Wall Street znów w górę

WST
opublikowano: 2008-12-10 22:06

Środowa sesja nie przyniosła uspokojenia nastrojów na amerykańskich giełdach. Po wtorkowych silnych spadkach analitycy i inwestorzy liczyli na odreagowanie. Przez długie godziny wypełniał się ten scenariusz. W drugiej części dnia wzmocniła się jednak strona podażowa, spychając nawet na chwilę indeksy pod kreskę.

Handel akcjami odbywał się w tle spekulacji odnośnie programu ratunkowego dla największych koncernów motoryzacyjnych oraz związanych z rynkiem długu. Graczy zaskoczyła bowiem informacja o planach emisji papierów dłużnych przez Rezerwę Federalną.

Nerwowo było szczególnie w branży producentów aut, która od kilkunastu sesji nie daje o sobie zapomnieć. Problemy z akceptacją w Senacie projektu wsparcia GM, Chryslera i Forda wywoływała huśtawkę nastrojów.

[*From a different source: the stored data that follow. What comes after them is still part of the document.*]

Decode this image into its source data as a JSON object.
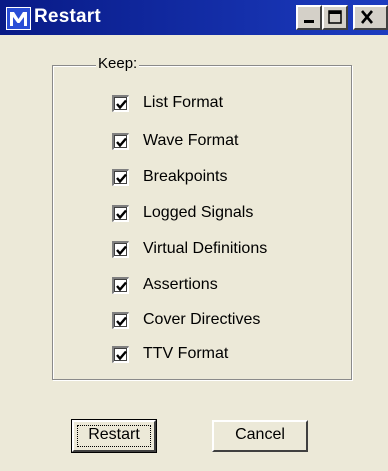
{
  "window": {
    "title": "Restart",
    "app_icon": "modelsim-m-icon",
    "controls": {
      "minimize": "minimize-icon",
      "maximize": "maximize-icon",
      "close": "close-icon"
    }
  },
  "group": {
    "label": "Keep:",
    "items": [
      {
        "label": "List Format",
        "checked": true
      },
      {
        "label": "Wave Format",
        "checked": true
      },
      {
        "label": "Breakpoints",
        "checked": true
      },
      {
        "label": "Logged Signals",
        "checked": true
      },
      {
        "label": "Virtual Definitions",
        "checked": true
      },
      {
        "label": "Assertions",
        "checked": true
      },
      {
        "label": "Cover Directives",
        "checked": true
      },
      {
        "label": "TTV Format",
        "checked": true
      }
    ]
  },
  "buttons": {
    "restart": "Restart",
    "cancel": "Cancel"
  },
  "colors": {
    "titlebar": "#0d1f8f",
    "face": "#ece9d8"
  }
}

Na parkiety dotarły spekulacje o prawdopodobnej redukcji wydobycia ropy przez Arabię Saudyjską. Z miejsca znalazło to odzwierciedlenie we wzroście cen tego surowca, co skrzętnie wykorzystały oba, notowane w średniej DJ koncerny paliwowe, Exxon i Chevron.

W sektorze nowoczesnych technologii dużym powodzeniem cieszyły się akcje Yahoo. Jeden z gigantów branży wyszukiwarek internetowych zapowiedział eliminację 1,5 tys. miejsc pracy oczekując spowolnienia w swoim segmencie rynku.

Presji podaży poddały się z kolei papiery Electronic Arts. Drugi pod względem wielkości producent gier video obniżył przyszłoroczną prognozę finansową.

Podobnie było w przypadku Eastman Kodak, potentata fotograficznego, którego kurs spadał po rewizji projekcji finansowych

Z kolei przecena akcji Nike to następstwo obniżenia ich rekomendacji przez Bank of America. Analitycy zalecają obecnie zajmowanie na walorach producenta odzieży sportowej „neutralnej” pozycji, podczas gdy wcześniejsza ocena rekomendowała „zakup”.

Ostatecznie indeks DJ IA zyskał 0,8 proc., S&P500 wzrósł o 1,19 proc. (zabrakło niecałego 1 pkt do osiągnięcia poziomu 900 pkt na zamknięciu), zaś Nasdaq dodał 1,17 proc.